What sort of person makes a good/suitable parent governor ?

(28 Posts)
whoknowsyou Fri 05-Jul-13 12:00:59

Vacancy coming up at school and I'm considering standing but I know there will be competition as there are parents who have already thrown their hat in the ring and are badgering other parents to support them in due course when it comes to voting.

I'm getting the impression that the Head has postponed the closing date for applications twice, with a new letter sent home each time asking us to get in touch if we wish to discuss applying for the vacancy, because they or the other governors are not keen on the people who have applied already and want a wider choice of candidates.

Would I be any use......

What makes a good parent governor ? Someone with an agenda that they want to work through ? Someone who can see the big picture ? Someone with more of an eye for detail ?

What do people think of their own schools' parent governors ?

Thoughts welcome please.

lougle Sat 06-Jul-13 18:52:37

starter I don't think it's ideal to openly flout school rules, but it should have no bearing on whether that candidate is elected, other than in helping other parents to form an opinion of them. The school has no say in who is elected as a Parent Governor. If there is only one candidate, they get the post. If there is more than one, the parents are balloted (one vote per parent) and the person with the most votes is elected.

lljkk Sat 06-Jul-13 20:53:44

One of our governors used to routinely take their child out of school to go to 2nd home abroad for last 3 weeks of each December term. They only stopped when eldest got to y10 or 11, I think.

Bullies to who? who do they bully? teachers? the head?

Bullying the other governors, basically there was a small Cabal of the Leaders and anyone who tried to express a minority opinion was ignored or blanked at best. I was on a preschool committee with one of these people so the stories came as no surprise to me. Eg: repeated allegations about governors bagging places on school trips and when another governor tried to question the ethics of that they were blanked and ignored. Whispers of far worse but the governor who resigned on back of feeling fed up was terrified she'd be punished for breaking confidentiality so wouldn't say more. You bet if she loved the experience and thought they were all great to work with, and talked about that loads, that no one would accuse her of breaking confidentiality.
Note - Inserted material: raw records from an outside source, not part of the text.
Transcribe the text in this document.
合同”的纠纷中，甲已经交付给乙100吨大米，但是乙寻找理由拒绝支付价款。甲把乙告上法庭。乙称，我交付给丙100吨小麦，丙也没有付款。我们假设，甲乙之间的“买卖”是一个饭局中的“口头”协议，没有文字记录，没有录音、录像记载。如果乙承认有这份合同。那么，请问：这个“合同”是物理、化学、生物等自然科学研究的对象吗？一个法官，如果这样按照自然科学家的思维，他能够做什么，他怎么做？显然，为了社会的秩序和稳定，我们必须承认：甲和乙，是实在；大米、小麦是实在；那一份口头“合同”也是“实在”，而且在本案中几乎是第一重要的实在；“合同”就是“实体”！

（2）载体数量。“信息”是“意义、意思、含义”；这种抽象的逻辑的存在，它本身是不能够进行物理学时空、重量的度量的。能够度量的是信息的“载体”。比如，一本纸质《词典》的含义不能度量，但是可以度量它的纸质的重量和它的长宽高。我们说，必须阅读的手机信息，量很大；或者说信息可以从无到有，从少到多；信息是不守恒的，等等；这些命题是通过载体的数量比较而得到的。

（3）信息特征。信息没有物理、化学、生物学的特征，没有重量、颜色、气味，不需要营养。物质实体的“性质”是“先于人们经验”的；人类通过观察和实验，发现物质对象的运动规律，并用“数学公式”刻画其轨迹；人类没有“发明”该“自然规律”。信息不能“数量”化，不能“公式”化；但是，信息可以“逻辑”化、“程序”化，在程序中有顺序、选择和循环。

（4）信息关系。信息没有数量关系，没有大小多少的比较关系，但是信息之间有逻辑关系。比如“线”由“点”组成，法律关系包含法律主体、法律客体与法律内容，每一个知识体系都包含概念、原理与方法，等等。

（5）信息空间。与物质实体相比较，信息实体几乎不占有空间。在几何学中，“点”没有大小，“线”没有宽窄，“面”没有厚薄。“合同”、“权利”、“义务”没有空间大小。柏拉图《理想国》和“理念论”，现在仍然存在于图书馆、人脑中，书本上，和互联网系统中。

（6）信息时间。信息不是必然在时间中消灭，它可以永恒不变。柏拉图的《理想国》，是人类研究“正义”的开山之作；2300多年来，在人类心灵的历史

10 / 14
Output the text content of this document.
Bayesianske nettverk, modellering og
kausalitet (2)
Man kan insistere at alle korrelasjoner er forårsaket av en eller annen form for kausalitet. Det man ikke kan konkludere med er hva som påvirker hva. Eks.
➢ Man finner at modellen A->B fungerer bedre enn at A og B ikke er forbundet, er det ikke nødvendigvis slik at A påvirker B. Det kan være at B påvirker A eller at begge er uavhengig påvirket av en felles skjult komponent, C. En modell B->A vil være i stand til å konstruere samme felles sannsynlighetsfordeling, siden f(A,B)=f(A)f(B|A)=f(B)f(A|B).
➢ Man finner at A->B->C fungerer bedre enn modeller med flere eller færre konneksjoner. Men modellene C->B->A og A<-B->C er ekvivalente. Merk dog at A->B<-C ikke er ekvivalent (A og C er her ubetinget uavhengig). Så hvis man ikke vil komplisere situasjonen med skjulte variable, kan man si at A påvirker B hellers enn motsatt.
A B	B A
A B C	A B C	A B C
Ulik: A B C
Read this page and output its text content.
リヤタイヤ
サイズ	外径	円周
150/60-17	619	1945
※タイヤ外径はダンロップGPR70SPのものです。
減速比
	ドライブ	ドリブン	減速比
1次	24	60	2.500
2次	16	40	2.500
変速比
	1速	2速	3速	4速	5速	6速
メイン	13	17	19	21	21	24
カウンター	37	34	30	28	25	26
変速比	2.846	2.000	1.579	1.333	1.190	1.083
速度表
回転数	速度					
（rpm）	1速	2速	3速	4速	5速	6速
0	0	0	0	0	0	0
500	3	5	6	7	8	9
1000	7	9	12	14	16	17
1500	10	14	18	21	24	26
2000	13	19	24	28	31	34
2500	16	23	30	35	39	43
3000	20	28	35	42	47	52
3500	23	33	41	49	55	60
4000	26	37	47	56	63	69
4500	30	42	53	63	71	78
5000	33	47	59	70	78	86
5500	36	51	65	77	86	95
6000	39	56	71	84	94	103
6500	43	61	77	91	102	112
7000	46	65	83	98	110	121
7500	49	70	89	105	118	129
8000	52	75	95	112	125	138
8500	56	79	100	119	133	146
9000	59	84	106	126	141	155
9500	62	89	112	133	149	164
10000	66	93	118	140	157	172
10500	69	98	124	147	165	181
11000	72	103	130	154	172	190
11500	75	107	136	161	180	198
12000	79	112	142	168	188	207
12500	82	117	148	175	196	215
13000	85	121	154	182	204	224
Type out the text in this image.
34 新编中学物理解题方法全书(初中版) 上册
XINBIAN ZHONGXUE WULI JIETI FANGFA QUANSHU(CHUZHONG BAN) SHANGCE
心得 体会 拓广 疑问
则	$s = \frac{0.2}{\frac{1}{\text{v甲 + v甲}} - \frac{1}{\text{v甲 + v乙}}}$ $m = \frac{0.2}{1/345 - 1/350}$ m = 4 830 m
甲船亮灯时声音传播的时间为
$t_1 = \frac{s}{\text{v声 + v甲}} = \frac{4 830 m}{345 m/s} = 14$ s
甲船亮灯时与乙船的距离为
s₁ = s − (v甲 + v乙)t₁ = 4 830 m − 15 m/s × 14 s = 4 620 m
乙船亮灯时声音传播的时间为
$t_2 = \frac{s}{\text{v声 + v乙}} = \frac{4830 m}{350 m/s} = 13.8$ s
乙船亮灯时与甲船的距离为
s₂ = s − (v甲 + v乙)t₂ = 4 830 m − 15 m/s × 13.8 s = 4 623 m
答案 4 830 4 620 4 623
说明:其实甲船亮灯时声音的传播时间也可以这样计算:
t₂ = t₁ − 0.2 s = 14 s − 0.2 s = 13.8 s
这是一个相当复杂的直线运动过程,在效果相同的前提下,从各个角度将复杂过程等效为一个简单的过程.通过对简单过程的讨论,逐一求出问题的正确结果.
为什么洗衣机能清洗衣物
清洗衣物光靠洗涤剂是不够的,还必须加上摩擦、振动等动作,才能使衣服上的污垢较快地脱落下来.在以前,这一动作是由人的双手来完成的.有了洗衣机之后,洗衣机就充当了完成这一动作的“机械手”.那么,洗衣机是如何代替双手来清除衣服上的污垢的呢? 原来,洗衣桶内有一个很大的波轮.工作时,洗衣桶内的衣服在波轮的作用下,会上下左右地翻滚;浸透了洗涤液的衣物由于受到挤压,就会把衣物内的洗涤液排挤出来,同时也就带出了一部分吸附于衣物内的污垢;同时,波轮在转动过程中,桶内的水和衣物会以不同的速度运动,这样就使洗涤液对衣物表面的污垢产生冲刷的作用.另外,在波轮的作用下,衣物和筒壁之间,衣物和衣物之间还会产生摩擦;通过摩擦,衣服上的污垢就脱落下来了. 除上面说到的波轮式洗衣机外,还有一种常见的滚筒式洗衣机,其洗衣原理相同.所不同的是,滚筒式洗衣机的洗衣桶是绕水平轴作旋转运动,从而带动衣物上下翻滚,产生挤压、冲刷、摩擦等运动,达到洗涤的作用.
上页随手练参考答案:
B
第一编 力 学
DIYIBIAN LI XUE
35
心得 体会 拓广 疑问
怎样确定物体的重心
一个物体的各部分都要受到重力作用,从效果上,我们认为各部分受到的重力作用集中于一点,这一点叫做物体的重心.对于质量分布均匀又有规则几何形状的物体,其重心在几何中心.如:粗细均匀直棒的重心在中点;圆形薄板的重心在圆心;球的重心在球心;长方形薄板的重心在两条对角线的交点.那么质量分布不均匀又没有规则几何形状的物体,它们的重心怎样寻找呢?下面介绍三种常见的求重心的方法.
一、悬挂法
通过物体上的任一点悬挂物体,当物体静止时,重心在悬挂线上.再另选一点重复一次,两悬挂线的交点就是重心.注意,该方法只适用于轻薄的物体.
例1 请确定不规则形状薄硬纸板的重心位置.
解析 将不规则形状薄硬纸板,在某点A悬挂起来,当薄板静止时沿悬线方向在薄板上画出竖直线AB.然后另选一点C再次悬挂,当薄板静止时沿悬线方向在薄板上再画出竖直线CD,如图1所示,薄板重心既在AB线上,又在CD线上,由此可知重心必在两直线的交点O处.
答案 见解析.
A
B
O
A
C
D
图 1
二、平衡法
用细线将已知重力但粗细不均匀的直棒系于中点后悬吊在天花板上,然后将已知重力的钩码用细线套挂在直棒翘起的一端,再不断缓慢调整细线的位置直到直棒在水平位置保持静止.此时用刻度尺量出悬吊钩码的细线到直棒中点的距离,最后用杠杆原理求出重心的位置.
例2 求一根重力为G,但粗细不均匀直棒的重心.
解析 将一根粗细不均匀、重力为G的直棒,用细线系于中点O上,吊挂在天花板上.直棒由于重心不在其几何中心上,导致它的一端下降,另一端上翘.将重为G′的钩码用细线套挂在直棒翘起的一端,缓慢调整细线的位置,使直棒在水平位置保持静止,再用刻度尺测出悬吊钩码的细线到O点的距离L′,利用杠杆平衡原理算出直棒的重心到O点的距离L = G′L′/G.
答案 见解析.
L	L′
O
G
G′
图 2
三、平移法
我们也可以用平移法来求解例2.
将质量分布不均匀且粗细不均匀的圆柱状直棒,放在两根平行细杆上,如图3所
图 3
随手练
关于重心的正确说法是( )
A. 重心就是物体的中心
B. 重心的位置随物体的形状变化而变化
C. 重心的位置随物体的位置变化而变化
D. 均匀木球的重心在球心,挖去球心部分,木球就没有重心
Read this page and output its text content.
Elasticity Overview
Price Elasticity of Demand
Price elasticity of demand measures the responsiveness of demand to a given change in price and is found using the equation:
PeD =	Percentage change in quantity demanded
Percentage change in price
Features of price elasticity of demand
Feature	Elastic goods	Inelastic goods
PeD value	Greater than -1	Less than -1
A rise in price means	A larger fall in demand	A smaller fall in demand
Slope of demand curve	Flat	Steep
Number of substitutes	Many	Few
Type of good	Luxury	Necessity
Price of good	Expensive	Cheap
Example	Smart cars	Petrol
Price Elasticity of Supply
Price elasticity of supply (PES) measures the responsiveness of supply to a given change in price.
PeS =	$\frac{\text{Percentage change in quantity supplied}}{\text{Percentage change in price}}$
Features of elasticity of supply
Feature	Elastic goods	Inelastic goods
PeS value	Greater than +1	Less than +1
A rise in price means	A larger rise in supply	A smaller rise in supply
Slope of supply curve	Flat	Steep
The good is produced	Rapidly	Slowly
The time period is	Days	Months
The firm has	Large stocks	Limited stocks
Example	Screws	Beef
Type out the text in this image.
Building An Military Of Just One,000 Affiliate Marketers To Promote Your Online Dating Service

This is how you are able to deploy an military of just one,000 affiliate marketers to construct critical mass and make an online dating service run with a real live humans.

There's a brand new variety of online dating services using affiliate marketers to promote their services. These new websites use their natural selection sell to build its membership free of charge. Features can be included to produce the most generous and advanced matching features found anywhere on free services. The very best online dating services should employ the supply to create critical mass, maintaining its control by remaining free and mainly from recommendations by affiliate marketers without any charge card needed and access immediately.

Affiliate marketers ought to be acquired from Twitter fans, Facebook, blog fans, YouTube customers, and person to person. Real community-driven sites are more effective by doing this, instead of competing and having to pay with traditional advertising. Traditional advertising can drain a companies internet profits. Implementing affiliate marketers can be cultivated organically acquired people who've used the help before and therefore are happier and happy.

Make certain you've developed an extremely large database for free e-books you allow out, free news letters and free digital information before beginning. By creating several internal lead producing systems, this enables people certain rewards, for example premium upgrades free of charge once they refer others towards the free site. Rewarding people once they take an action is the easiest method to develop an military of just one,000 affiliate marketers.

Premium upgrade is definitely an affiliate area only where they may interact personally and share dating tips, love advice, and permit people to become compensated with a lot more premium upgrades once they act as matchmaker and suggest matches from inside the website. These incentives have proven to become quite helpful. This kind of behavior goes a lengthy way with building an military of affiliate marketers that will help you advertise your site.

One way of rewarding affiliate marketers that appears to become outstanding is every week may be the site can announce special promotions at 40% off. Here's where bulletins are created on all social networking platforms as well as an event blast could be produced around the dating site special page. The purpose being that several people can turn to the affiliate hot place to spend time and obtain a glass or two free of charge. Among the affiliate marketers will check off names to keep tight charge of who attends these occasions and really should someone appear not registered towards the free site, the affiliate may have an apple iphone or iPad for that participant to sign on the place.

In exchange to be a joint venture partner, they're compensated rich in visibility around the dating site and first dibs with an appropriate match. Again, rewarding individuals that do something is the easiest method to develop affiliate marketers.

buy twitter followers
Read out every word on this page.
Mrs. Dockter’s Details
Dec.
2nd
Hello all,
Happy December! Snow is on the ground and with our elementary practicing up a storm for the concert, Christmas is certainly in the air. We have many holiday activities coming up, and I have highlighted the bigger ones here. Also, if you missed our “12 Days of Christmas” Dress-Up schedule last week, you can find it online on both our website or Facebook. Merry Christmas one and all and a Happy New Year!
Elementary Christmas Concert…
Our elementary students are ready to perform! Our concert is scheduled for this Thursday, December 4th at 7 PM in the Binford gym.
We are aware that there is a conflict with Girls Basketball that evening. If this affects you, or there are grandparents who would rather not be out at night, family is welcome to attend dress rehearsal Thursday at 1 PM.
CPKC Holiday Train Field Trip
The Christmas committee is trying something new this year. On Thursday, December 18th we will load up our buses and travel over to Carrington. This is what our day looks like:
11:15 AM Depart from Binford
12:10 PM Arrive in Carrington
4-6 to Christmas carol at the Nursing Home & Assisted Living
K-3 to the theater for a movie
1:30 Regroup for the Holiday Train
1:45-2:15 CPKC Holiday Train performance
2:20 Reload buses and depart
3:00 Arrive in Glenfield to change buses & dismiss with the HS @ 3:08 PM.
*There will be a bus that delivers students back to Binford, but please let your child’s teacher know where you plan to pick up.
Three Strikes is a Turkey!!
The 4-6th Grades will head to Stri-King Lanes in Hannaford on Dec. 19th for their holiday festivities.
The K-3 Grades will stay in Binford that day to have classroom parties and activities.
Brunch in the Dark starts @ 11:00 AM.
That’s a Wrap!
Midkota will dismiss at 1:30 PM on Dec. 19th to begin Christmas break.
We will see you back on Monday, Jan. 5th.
mamadoc Sat 06-Jul-13 21:09:20

I do think you should set an example.
I turned down the offer of a term time holiday paid for by my parents because I felt I needed to do as I say at the expense of some bad feeling in my family.
I would have felt the weight of disapproval if I didn't. Ditto not pulling your weight. Non-attendance at meetings or training would be very frowned upon. If you aren't prepared to make some sacrifices you should step aside and let someone else do it.